Statistical Analysis of Small Ellerman Bomb Events

TL;DR

This study uses high-resolution solar observations to analyze Ellerman bombs, revealing they are smaller and shorter-lived than previously thought, and suggesting magnetic reconnection as a possible driving mechanism.

Contribution

Developed a new tracking algorithm for EBs, providing more accurate size and lifetime estimates, and linked their occurrence to magnetic field configurations.

Findings

EBs are often around 0.3" in size and last less than 1 minute.

A correlation exists between G-band bright points and EBs.

EB energetics follow a power-law distribution consistent with nano-flare energies.

Abstract

The properties of Ellerman bombs (EBs), small-scale brightenings in the H-alpha line wings, have proved difficult to establish due to their size being close to the spatial resolution of even the most advanced telescopes.
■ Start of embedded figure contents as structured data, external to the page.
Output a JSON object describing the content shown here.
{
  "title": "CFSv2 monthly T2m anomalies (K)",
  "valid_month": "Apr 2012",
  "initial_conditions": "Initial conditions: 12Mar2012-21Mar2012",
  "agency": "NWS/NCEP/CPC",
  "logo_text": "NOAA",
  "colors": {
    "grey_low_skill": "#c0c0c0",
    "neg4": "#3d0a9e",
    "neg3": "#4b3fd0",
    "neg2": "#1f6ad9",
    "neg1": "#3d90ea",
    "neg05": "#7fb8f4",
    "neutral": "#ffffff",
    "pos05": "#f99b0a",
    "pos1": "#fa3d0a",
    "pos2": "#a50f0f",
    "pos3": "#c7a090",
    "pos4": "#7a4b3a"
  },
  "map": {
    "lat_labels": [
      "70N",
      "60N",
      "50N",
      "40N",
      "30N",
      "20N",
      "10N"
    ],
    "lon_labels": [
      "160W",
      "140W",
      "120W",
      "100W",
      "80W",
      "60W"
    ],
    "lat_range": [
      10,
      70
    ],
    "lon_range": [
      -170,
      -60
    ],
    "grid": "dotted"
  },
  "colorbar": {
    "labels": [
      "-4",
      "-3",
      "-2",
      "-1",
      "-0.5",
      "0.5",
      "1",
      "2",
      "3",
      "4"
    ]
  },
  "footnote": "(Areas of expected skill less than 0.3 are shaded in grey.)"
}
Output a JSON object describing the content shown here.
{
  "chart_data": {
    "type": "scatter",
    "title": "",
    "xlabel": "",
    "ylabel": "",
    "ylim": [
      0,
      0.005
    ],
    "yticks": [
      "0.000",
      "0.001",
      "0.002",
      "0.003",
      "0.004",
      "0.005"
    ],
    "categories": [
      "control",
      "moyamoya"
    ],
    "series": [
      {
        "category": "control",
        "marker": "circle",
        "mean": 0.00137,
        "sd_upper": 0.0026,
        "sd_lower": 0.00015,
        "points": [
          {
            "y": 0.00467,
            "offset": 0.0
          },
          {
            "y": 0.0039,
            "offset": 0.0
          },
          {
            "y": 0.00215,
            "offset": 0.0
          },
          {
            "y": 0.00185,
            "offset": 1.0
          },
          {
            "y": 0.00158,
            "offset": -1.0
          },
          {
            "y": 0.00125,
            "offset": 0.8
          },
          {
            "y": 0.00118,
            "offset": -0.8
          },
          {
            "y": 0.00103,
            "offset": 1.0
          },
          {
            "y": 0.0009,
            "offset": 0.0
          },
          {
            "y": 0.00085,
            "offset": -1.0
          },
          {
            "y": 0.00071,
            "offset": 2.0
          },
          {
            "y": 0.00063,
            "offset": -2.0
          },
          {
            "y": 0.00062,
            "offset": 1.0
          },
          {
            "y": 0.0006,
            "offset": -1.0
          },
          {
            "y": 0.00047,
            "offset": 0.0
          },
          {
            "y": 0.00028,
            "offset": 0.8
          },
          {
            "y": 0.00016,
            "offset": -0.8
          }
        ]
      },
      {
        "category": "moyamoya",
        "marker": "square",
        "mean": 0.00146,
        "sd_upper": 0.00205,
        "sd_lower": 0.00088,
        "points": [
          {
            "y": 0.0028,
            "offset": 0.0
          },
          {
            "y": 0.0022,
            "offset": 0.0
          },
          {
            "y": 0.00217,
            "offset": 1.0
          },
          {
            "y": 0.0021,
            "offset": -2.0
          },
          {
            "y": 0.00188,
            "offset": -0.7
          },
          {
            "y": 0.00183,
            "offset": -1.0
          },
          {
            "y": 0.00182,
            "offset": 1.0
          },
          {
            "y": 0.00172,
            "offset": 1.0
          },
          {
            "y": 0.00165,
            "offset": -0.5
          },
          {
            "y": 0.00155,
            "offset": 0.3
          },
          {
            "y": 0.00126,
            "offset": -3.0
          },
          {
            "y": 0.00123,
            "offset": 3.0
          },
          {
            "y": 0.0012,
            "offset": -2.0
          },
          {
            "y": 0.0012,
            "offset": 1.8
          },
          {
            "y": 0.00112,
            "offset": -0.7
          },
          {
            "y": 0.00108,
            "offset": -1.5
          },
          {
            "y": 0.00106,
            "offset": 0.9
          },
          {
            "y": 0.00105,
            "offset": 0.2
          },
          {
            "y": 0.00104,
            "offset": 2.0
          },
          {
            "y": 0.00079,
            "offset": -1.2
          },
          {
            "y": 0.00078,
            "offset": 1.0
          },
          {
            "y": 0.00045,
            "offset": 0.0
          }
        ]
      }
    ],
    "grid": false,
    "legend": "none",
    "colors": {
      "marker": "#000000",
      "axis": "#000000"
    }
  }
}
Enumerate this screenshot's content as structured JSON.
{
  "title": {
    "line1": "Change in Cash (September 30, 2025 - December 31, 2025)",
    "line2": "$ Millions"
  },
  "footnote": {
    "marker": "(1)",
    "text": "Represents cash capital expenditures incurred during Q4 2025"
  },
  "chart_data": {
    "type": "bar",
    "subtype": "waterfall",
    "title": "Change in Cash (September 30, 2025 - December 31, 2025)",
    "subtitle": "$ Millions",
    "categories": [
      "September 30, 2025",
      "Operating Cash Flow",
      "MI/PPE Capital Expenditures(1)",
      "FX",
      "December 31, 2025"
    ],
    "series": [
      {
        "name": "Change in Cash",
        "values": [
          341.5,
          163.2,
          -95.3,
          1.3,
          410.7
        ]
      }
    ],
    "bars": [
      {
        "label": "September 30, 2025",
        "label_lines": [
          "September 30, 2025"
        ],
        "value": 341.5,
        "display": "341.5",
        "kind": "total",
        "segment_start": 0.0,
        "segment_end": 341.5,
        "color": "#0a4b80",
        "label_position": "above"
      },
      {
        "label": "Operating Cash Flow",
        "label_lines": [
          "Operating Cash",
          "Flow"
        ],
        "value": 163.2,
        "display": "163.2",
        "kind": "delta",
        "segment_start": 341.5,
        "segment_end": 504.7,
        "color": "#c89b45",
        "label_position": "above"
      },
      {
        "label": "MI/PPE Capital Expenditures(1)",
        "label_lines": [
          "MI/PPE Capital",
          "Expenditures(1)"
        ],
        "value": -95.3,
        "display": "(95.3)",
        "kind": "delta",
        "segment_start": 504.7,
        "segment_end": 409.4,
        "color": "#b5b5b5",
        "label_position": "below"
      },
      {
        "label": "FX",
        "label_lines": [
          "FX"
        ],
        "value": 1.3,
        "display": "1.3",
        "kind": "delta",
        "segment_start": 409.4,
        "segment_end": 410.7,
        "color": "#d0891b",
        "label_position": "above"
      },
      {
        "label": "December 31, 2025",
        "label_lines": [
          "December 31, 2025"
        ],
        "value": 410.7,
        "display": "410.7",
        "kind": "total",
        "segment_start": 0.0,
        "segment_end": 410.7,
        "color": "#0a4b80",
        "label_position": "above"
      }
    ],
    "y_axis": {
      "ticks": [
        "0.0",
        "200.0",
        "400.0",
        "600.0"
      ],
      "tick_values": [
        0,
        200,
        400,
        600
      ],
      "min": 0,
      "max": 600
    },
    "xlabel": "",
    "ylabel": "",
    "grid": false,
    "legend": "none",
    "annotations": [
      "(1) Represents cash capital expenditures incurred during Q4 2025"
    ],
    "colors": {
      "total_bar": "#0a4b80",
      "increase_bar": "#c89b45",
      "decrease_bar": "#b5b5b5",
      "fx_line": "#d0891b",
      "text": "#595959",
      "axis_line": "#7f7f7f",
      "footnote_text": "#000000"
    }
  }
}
Here, we aim to infer the size and lifetime of EBs using high-resolution data of an emerging active region collected using the Interferometric BIdimensional Spectrometer (IBIS) and Rapid Oscillations of the Solar Atmosphere (ROSA) instruments as well as the Helioseismic and Magnetic Imager (HMI) onboard the Solar Dynamics Observatory (SDO). We develop an algorithm to track EBs through their evolution, finding that EBs can often be much smaller (around 0.3") and shorter lived (less than 1 minute) than previous estimates. A correlation between G-band magnetic bright points and EBs is also found. Combining SDO/HMI and G-band data gives a good proxy of the polarity for the vertical magnetic field. It is found that EBs often occur both over regions of opposite polarity flux and strong unipolar fields, possibly hinting at magnetic reconnection as a driver of these events.The energetics of EB events is found to follow a power-law distribution in the range of "nano-flare" (10^{22-25} ergs).